CV-01 RFC 2119 vocabulary

The keywords MUST, MUST NOT, SHOULD, SHOULD NOT, MAY, REQUIRED, and OPTIONAL in this wiki are to be interpreted as described in RFC 2119, when and only when they appear in capitalized form.

CV-02 Identifier discipline

When this wiki refers to a component, type, trait, function, or module that exists in the codebase, it uses the identifier from the codebase, in monospace, without prose paraphrase.
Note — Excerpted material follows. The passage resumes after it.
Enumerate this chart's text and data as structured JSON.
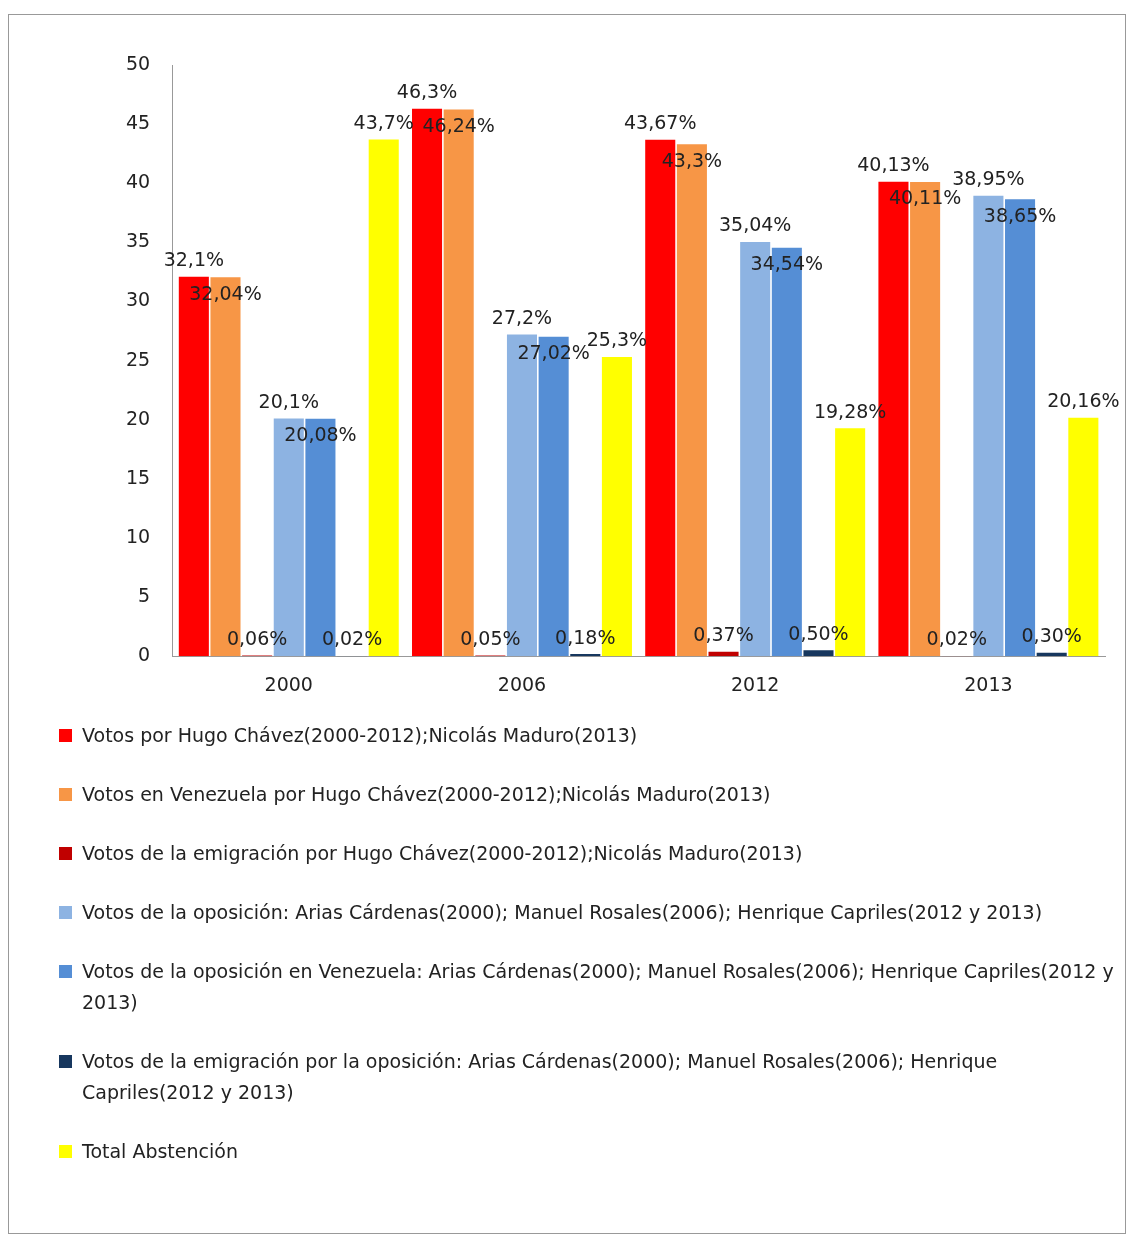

The crates are referred to by their published crate names: uor-foundation, prism, prism-verify. Prose paraphrases for these names are not used.

CV-03 Coined terms

Terms introduced by this wiki that do not exist as identifiers in the codebase — including UORassembly, the principal data path, the trace, the certificate, the substitution axes — are normative concepts the wiki defines. They appear in the glossary (section 12) with their normative definitions.